The Web application the team is developing uses an innovative “grammar” that builds on the “vocabulary” introduced by the Leontis-Westhof base pair classification system. This allows researchers to ask new questions—and get better answers—about RNA 3-D structure. It does this by examining all the possible 3-D structures for a given sequence and then suggesting which is the most likely.

“In statistics, you do this kind of thing often,” Zirbel said. “For example, my model could be that the data come from a normal distribution with some mean and some standard deviation. Then you try to determine which mean and which standard deviation match the data the best.”

“Here, we’ve got 250 different models,” Zirbel said. “We just don’t know which model is the most likely to have generated the sequence that we’re seeing. So our decision criterion is maximum likelihood. You take each model and ask, ‘What is the probability that this model would generate that sequence? Then what is the probability that the next model would generate that sequence?’ All the way down the line, and then choose the model that has the maximum likelihood of generating that sequence.”

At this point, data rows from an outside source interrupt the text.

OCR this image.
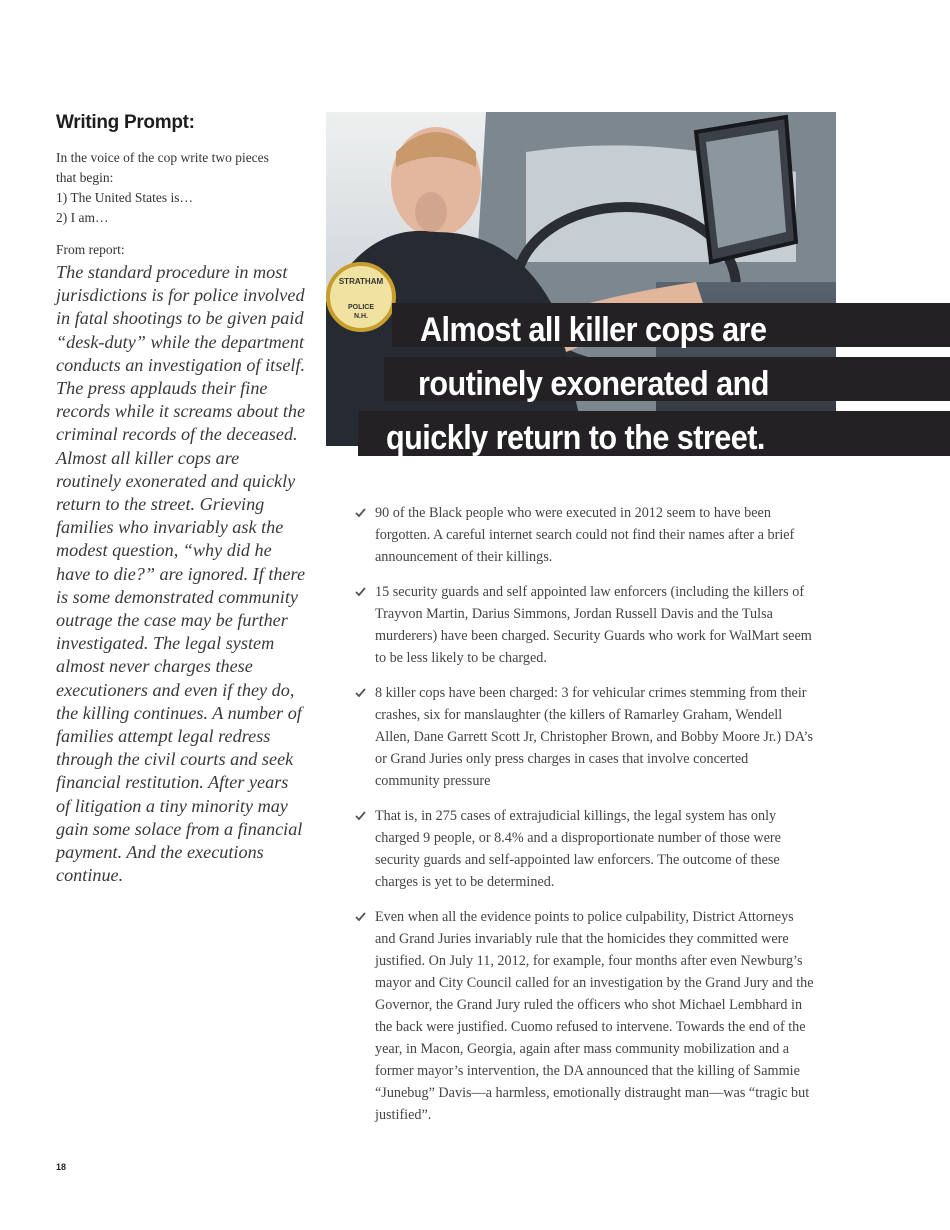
Writing Prompt:
In the voice of the cop write two pieces
that begin:
1) The United States is…
2) I am…
From report:
The standard procedure in most jurisdictions is for police involved in fatal shootings to be given paid “desk-duty” while the department conducts an investigation of itself. The press applauds their fine records while it screams about the criminal records of the deceased. Almost all killer cops are routinely exonerated and quickly return to the street. Grieving families who invariably ask the modest question, “why did he have to die?” are ignored. If there is some demonstrated community outrage the case may be further investigated. The legal system almost never charges these executioners and even if they do, the killing continues. A number of families attempt legal redress through the civil courts and seek financial restitution. After years of litigation a tiny minority may gain some solace from a financial payment. And the executions continue.
STRATHAM
POLICE
N.H. Almost all killer cops are
routinely exonerated and
quickly return to the street.
90 of the Black people who were executed in 2012 seem to have been forgotten. A careful internet search could not find their names after a brief announcement of their killings.
15 security guards and self appointed law enforcers (including the killers of Trayvon Martin, Darius Simmons, Jordan Russell Davis and the Tulsa murderers) have been charged. Security Guards who work for WalMart seem to be less likely to be charged.
8 killer cops have been charged: 3 for vehicular crimes stemming from their crashes, six for manslaughter (the killers of Ramarley Graham, Wendell Allen, Dane Garrett Scott Jr, Christopher Brown, and Bobby Moore Jr.) DA’s or Grand Juries only press charges in cases that involve concerted community pressure
That is, in 275 cases of extrajudicial killings, the legal system has only charged 9 people, or 8.4% and a disproportionate number of those were security guards and self-appointed law enforcers. The outcome of these charges is yet to be determined.
Even when all the evidence points to police culpability, District Attorneys and Grand Juries invariably rule that the homicides they committed were justified. On July 11, 2012, for example, four months after even Newburg’s mayor and City Council called for an investigation by the Grand Jury and the Governor, the Grand Jury ruled the officers who shot Michael Lembhard in the back were justified. Cuomo refused to intervene. Towards the end of the year, in Macon, Georgia, again after mass community mobilization and a former mayor’s intervention, the DA announced that the killing of Sammie “Junebug” Davis—a harmless, emotionally distraught man—was “tragic but justified”.
18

From a software programming perspective, this is a challenging task. But the interdisciplinary nature of the current project team is pushing the project ahead. Petrov has created software to automate the cataloging and classification of the various loop, hairpin, and junction structures that give RNA its 3-D shape, while Roll has been working to refine the probabilistic model that is the core of the application’s prediction algorithm. Sweeney brings database expertise that has helped the group integrate sequence data from other genome projects, and also simplified software coding and maintenance.

“It turns out it’s a whole lot of fun, and it’s different than anything I have done before,” Zirbel said. “It’s kind of the Wild West of probabilistic modeling, and I happen to like that. As a mathematician I don’t mind solving somebody else’s problem as opposed to proving theorems in my own domain. In this case, we have a chemist, Neocles, who knows a problem that people want solved, and we’re out to solve it. We complement each other in that he appreciates the mathematics and I appreciate the physics, chemistry and biology.”